Now when we heard this our hearts sank, for it was terrible to think that we were doomed within a few hours to lie beneath the ground whereon our living feet were resting. Yet, if these assassins were determined upon our slaughter, our fate seemed certain, seeing that we had only knives wherewith to defend ourselves, for, though we had saved the pistols and some powder in a flask, the damp had reached the latter during the shipwreck, so that it could not be relied upon.
"I am afraid that we have been too venturesome in coming here," I said, "and that unless we can escape at once we must be prepared to pay the price of our folly with our lives."
"Do not be downcast, lord," answered Molas, "for you have not heard all the tale. The woman has shown me a means whereby you can save yourselves from death, at any rate for to–night. Come here," and, leading us across the room, he knelt upon the floor at a spot almost opposite the picture of the abbot, and pressed on a panel in the low wainscoting of cedar wood with which the wall was clothed to a height of about three feet.
The panel slid aside, leaving a space barely large enough for a man to pass. Through this opening we crept one by one, and descended four narrow steps, to find ourselves in a chamber hollowed out of the foundations of the wall, so small that there was only just room for the three of us to stand in it, our heads being some inches above the level of the floor.
And here I may tell you, Señor Jones, that, though I have never shown it to you, this place still exists, as you may discover by searching the wainscoting. For many years I have used it for the safe keeping of papers and valuables. There, by the way, you will find that emerald which I showed you on the first night of our meeting. What the purpose of this chamber was in the time of the abbots I do not know, and perhaps it is as well not to inquire, though they also may have used it to store their wealth.
"How can we save ourselves by crouching here like rats in a drain?" I asked of Molas. "Doubtless the secret of the hiding–place is known to those who live in the house, and they will drag us out and butcher us."

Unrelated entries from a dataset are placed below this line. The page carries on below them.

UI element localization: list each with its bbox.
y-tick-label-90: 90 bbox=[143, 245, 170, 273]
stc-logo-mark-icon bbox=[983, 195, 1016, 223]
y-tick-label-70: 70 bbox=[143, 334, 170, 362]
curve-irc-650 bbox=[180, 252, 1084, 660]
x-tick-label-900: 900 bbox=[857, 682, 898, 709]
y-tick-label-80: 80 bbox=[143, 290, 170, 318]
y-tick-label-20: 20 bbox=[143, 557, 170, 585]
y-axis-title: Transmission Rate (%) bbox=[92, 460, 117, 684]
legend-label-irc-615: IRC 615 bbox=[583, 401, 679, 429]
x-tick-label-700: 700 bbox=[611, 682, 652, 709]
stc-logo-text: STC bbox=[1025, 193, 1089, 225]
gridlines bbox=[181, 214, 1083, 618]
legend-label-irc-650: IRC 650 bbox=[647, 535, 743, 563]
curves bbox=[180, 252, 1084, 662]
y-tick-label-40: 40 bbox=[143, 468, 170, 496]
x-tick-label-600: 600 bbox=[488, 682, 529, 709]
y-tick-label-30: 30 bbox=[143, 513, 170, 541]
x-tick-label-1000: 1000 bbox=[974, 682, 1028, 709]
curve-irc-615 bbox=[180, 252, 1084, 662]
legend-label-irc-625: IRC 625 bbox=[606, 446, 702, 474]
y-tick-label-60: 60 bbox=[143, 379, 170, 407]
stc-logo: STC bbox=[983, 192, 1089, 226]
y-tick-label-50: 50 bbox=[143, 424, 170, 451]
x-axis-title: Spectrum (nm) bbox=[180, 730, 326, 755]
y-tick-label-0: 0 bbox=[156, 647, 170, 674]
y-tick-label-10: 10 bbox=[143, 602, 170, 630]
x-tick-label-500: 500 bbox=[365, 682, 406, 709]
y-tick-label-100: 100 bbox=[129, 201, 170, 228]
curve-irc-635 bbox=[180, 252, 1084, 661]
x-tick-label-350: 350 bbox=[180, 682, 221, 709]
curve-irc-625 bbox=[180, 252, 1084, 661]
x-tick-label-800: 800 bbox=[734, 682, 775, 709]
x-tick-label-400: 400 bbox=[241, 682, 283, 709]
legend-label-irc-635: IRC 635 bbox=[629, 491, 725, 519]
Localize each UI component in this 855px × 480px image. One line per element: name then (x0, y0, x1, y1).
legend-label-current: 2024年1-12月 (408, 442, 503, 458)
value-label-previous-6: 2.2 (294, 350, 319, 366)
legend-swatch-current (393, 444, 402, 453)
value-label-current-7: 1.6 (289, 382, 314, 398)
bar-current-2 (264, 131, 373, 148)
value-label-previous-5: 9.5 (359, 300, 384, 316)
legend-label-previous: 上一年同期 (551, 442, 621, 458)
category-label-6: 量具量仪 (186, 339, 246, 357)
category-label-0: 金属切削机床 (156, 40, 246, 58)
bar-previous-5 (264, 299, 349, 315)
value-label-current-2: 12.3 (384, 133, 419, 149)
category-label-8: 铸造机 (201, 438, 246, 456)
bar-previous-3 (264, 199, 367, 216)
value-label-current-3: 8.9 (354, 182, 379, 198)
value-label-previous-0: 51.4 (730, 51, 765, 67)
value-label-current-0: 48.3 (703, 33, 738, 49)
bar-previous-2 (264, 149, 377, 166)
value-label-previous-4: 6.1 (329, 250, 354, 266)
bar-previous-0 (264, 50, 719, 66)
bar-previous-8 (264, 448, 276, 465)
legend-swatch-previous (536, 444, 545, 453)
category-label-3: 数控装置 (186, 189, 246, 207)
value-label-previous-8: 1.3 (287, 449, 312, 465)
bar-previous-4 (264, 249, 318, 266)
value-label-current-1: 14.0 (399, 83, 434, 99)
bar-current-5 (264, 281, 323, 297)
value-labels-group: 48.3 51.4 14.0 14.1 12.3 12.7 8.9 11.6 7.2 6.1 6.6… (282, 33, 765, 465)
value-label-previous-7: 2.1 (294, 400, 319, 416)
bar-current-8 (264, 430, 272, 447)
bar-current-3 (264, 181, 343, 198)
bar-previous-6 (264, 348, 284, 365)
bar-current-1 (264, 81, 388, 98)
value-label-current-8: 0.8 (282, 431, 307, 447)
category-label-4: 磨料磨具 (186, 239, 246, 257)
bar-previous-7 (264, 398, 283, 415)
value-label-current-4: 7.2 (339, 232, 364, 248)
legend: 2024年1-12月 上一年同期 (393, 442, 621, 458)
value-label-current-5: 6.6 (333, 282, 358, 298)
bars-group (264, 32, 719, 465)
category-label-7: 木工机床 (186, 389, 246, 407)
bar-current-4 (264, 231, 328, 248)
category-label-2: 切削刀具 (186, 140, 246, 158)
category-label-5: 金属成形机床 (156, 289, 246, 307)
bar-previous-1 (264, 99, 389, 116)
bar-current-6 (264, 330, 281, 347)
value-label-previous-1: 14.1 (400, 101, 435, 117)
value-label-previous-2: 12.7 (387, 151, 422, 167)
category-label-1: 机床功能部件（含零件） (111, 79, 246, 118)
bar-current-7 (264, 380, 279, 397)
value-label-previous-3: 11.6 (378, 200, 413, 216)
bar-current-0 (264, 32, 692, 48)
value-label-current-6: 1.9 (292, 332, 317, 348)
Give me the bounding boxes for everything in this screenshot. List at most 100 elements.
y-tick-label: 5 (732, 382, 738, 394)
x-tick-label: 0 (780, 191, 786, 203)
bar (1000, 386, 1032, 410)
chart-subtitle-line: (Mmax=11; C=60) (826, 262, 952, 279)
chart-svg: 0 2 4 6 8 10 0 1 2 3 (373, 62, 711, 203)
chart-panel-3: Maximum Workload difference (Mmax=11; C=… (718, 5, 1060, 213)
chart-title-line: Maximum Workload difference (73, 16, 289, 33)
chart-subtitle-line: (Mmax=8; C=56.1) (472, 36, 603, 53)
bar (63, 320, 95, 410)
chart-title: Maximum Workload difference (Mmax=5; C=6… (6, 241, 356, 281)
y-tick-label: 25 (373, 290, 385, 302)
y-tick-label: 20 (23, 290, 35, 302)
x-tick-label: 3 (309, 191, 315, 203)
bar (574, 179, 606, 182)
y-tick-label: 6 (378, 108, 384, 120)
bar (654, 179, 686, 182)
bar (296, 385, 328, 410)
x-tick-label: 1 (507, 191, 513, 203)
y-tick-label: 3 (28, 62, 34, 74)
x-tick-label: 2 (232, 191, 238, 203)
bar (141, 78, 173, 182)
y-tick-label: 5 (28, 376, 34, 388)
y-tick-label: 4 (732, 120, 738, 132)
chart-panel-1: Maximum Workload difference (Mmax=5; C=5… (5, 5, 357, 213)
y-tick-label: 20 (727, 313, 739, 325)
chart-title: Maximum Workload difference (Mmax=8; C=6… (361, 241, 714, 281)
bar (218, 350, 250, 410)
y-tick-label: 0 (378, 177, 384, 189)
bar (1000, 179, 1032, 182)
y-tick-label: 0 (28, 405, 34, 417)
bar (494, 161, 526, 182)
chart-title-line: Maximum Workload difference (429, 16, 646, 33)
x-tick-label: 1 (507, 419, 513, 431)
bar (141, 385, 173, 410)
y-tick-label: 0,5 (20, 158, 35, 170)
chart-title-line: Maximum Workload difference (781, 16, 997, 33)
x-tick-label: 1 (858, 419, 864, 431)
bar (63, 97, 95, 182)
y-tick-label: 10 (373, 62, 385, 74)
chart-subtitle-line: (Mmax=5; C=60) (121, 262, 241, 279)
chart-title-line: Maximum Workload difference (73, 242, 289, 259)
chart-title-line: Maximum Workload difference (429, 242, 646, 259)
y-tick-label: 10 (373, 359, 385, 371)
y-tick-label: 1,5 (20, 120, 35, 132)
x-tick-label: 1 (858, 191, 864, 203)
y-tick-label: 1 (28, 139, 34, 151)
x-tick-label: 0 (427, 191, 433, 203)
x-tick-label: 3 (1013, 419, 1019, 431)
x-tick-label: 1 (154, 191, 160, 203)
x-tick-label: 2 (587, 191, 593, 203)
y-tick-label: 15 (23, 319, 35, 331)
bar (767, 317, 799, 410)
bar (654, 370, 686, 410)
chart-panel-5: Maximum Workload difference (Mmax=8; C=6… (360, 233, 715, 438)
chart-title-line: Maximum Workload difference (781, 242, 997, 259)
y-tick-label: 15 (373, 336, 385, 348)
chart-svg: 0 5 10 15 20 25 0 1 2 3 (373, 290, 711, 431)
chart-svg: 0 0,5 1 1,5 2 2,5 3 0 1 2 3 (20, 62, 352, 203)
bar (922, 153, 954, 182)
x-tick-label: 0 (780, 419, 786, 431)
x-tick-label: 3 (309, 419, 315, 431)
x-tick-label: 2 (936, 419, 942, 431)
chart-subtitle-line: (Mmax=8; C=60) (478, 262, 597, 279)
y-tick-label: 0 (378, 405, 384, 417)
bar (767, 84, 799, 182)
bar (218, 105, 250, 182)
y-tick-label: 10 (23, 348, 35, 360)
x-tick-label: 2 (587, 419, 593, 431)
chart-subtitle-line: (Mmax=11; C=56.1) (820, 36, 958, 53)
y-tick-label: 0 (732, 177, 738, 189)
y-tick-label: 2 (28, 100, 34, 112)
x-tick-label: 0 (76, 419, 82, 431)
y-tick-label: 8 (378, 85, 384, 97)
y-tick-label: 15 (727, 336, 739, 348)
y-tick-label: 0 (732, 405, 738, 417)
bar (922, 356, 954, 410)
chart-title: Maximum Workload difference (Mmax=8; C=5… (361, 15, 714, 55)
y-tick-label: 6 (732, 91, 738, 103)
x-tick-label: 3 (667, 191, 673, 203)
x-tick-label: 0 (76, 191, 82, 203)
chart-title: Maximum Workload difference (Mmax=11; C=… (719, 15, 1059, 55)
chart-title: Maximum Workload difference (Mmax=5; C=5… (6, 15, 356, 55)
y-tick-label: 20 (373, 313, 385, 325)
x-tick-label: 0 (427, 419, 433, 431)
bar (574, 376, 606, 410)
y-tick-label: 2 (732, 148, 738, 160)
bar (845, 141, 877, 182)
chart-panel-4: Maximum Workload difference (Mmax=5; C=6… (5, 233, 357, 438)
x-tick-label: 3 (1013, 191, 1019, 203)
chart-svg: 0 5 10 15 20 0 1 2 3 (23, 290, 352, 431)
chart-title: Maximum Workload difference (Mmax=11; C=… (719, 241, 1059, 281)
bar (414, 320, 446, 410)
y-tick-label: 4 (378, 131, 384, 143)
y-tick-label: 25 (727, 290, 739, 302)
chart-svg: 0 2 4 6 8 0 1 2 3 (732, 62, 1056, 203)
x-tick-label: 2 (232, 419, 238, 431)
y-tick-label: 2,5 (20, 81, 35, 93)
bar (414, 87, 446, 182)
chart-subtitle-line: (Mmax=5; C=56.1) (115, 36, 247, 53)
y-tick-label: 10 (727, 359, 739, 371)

"The woman Luisa says that it is known to none except herself, lord, for she declares that not two months ago she discovered it for the first time by the accident of the broom with which she was sweeping the floor striking against the springs of the panel. Now let us come out for a while, for it is not yet eleven o'clock, and she says that there will be no danger till after midnight."
"Has she any plan for our escape?" I asked.
"She has a plan, though she is doubtful of its success. When the murderers have been, and found us gone, they will think either that we are wizards or that we have made our way out of the house, and will search no more till dawn. Meanwhile, if she can, Luisa will return, and, entering the chamber by the secret entrance, will lead us to the chapel, whence she thinks that we may fly into the forest."
"Where is this secret entrance, Molas?"
"I do not know, lord; she had no time to tell me, but the murderers will come by it. She did tell me, however, that she believes that a man and a woman are imprisoned near the chapel, though she knows nothing of them and never visits the place, because the Indians deem it to be haunted. Doubtless these two are Zibalbay and his daughter, so that if you live to come so far, you may find them there and speak with them."